This work addresses the challenge of achieving high-precision tracking of aggressive trajectories in complex robotic systems, where modeling inaccuracies often impede performance. The authors propose a self-supervised residual learning and trajectory optimization framework that leverages only trajectory-level data to learn unmodeled dynamics as a residual term beyond nominal dynamics, thereby constructing a hybrid dynamical model. This model enables accurate long-horizon predictions at arbitrary integration step sizes and provides analytical gradients suitable for embedding directly into trajectory optimization. By explicitly minimizing the learned residual during optimization, the approach enhances trajectory trackability. Experiments on agile quadrotor flight demonstrate that the generated aggressive trajectories are tracked with high precision by the controller, validating the method’s effectiveness and practicality.

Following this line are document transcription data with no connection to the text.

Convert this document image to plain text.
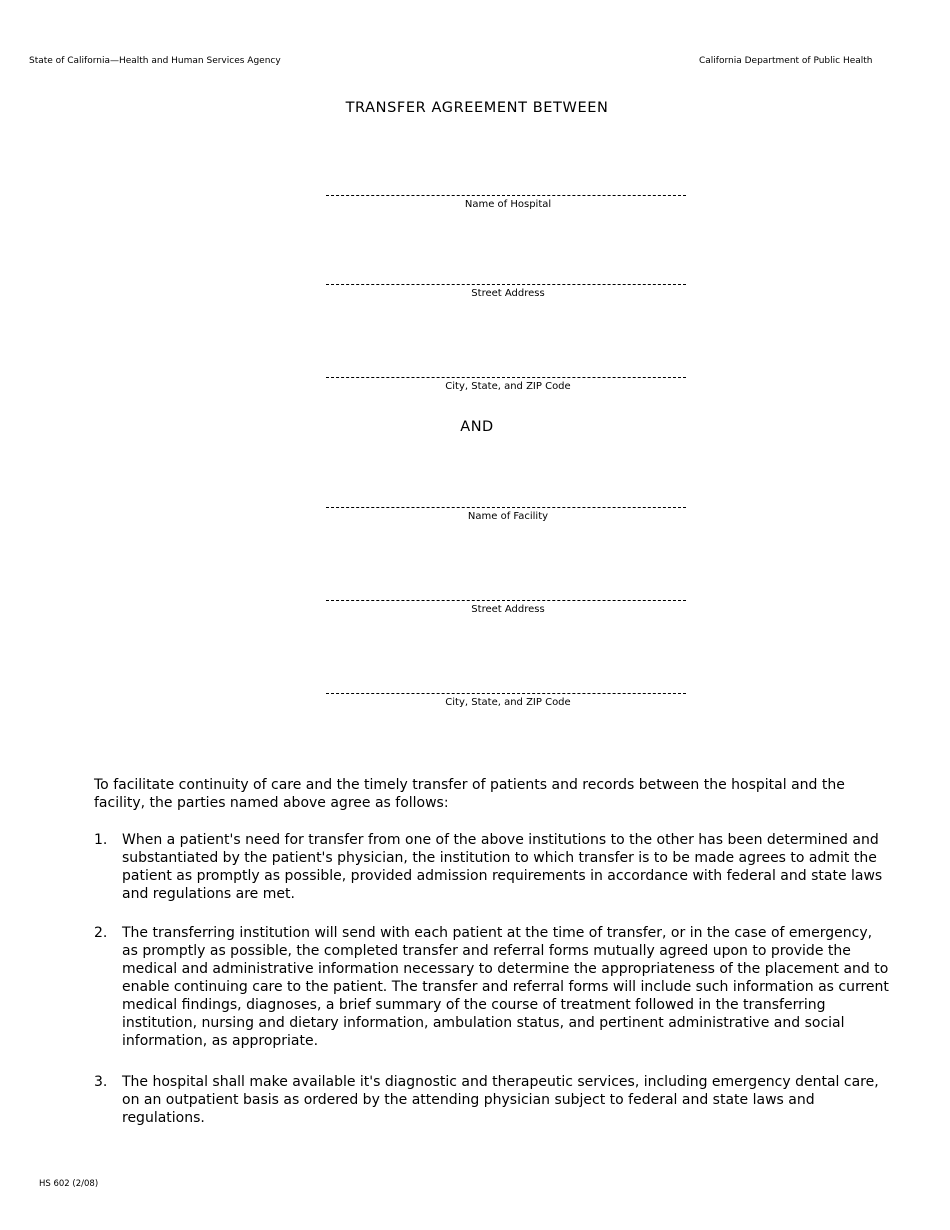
State of California—Health and Human Services Agency	California Department of Public Health
TRANSFER AGREEMENT BETWEEN
Name of Hospital
Street Address
City, State, and ZIP Code
AND
Name of Facility
Street Address
City, State, and ZIP Code
To facilitate continuity of care and the timely transfer of patients and records between the hospital and the facility, the parties named above agree as follows:
1.	When a patient's need for transfer from one of the above institutions to the other has been determined and substantiated by the patient's physician, the institution to which transfer is to be made agrees to admit the patient as promptly as possible, provided admission requirements in accordance with federal and state laws and regulations are met.
2.	The transferring institution will send with each patient at the time of transfer, or in the case of emergency, as promptly as possible, the completed transfer and referral forms mutually agreed upon to provide the medical and administrative information necessary to determine the appropriateness of the placement and to enable continuing care to the patient. The transfer and referral forms will include such information as current medical findings, diagnoses, a brief summary of the course of treatment followed in the transferring institution, nursing and dietary information, ambulation status, and pertinent administrative and social information, as appropriate.
3.	The hospital shall make available it's diagnostic and therapeutic services, including emergency dental care, on an outpatient basis as ordered by the attending physician subject to federal and state laws and regulations.
HS 602 (2/08)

Real-world physics can only be analytically modeled with a certain level of precision for modern intricate robotic systems. As a result, tracking aggressive trajectories accurately could be challenging due to the existence of residual physics during controller synthesis. This paper presents a self-supervised residual learning and trajectory optimization framework to address the aforementioned challenges. At first, unknown dynamic effects on the closed-loop model are learned and treated as residuals of the nominal dynamics, jointly forming a hybrid model. We show that learning with analytic gradients can be achieved using only trajectory-level data while enjoying accurate long-horizon prediction with an arbitrary integration step size. Subsequently, a trajectory optimizer is developed to compute the optimal reference trajectory with the residual physics along it minimized. It ends up with trajectories that are friendly to the following control level. The agile flight of quadrotors illustrates that by utilizing the hybrid dynamics, the proposed optimizer outputs aggressive motions that can be precisely tracked.